Strage di studenti in Bangladesh: le forze dell’ordine aprono il fuoco sui manifestanti
Dacca, 23 luglio 2024
Dopo giorni di violenti scontri tra le forze dell’ordine e gli studenti, il bilancio delle vittime nella capitale del Bangladesh è tragicamente salito a oltre 150 morti, con centinaia di feriti, anche tra le forze dell’ordine, e migliaia di arresti.
Complice il tentativo di promulgare una legge piuttosto controversa, che prevede l’assegnazione di una considerevole percentuale di posti di lavoro nel settore pubblico ai parenti dei reduci della Guerra di liberazione del Bangladesh del 1971
Tale legge, in vigore e abrogata in precedenza dalla premier Sheikh Hasina nel 2018, ha lo scopo di garantire il 30% dei posti di lavoro nel settore pubblico ai familiari dei reduci della guerra che contrappose l’India e il Pakistan orientale – che successivamente prese il nome di Bangladesh – e il Pakistan occidentale.

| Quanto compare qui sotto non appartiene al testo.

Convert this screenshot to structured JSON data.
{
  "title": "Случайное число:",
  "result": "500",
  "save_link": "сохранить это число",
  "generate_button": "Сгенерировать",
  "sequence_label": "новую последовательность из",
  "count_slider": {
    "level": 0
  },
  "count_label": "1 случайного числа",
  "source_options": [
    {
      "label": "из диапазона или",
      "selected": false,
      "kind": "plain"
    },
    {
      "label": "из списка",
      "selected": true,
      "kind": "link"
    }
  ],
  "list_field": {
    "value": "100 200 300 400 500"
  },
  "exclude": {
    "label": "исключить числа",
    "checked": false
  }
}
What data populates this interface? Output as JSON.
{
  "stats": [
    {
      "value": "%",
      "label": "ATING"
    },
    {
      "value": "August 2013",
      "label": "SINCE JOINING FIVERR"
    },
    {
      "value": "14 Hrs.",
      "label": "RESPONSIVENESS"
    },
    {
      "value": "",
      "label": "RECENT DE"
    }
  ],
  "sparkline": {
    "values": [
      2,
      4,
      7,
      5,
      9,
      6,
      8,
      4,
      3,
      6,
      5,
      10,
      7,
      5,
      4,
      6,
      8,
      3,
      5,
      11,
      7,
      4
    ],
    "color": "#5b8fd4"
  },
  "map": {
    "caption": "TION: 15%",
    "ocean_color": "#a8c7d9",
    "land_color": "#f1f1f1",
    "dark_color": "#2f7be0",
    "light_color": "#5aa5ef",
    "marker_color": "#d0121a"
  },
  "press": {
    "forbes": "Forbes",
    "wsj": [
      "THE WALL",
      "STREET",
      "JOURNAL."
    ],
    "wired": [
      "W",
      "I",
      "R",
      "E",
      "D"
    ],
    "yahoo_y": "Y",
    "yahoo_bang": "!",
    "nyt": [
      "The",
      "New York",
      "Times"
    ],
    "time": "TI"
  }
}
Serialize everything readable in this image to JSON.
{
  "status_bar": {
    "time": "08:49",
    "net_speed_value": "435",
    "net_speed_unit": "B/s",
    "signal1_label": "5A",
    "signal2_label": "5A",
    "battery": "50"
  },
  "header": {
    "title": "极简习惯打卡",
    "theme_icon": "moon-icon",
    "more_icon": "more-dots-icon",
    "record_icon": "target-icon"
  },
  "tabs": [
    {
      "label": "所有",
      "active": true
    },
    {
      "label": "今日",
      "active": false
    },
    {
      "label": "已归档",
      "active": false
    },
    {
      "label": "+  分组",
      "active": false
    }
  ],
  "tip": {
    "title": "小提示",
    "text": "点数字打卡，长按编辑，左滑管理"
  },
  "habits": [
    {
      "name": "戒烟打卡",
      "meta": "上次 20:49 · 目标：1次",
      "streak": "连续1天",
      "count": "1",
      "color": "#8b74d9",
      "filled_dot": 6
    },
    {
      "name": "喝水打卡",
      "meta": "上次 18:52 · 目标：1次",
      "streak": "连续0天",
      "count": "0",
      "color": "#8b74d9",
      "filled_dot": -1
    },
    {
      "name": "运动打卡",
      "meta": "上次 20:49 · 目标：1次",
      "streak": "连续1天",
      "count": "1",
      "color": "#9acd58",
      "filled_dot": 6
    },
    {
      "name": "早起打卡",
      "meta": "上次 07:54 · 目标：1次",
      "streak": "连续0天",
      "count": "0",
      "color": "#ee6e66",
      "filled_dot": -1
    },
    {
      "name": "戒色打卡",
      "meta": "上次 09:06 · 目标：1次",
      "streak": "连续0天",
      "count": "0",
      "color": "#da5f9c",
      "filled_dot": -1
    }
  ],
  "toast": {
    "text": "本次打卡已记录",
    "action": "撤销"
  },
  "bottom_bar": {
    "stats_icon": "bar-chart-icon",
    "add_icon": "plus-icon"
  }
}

L’operazione militare, lanciata dall’esercito pakistano il 26 marzo del 1971, ebbe soprattutto la prerogativa, disattesa, di schiacciare il partito nazionalista bengalese, la Lega Awami, a causa delle sue marcate spinte secessioniste.
Fin dalla prima volta in cui si è tentato di emanare questa legge, essa ha alimentato aspre tensioni sociali, soprattutto perché il Bangladesh è un paese pesantemente flagellato dalla disoccupazione e da importanti tassi di povertà
Dopo essere effettivamente entrata in vigore una settimana fa, la Corte Suprema del paese, in seguito a un ricorso presentato dall’esecutivo, ha ordinato la sospensione della legge, rinviando al 7 agosto la propria sentenza in merito.
Ma gli studenti bengalesi, che fanno parte del “movimento contro le discriminazioni”, non si sono fatti intimidire e sicuramente hanno dimostrato di non aver intenzione di attendere due settimane per il verdetto della Corte Suprema.
Si sono rivolti direttamente alla prima ministra, leader tra l’altro della Lega Awami: uno stop di 48 ore delle proteste, in cambio di una presa in esame seria delle loro richieste
A quanto pare, sono stati in parte ascoltati, perché il governo ha ceduto, abbassando la quota dei posti riservati ai discendenti dei reduci al 5%.
Un discreto accomodamento che però non può cancellare quanto accaduto nelle piazze
Tra accuse rivolte ai manifestanti di essere traditori della patria e indiscrezioni secondo cui le forze dell’ordine avrebbero avuto istruzione di sparare a vista, la prima cosa che salta all’occhio è, appunto, la violenta repressione a discapito degli studenti, per la quale sono stati impiegati carri armati e che, secondo molti testimoni, avrebbe visto poliziotti in borghese sparare ad altezza uomo.
Questi e altri tipi di abusi sono stati documentati, come si confà alla nostra era digitale, con gli smartphone ma, a causa delle interruzioni alle comunicazioni, di cui il governo afferma di non essere responsabile, non riescono a essere facilmente diffusi
Nonostante i successi sul fronte del lavoro, gli studenti chiedono risposte e giustizia, e non solo coloro che vivono in madre patria, anche quanti vivono all’estero. Molti bengalesi, infatti, si sono riuniti in questi giorni in moltissime piazze del mondo, anche in Italia, unendo la propria voce a quella degli studenti a Dacca, affinché si faccia luce su tutti gli abusi del governo.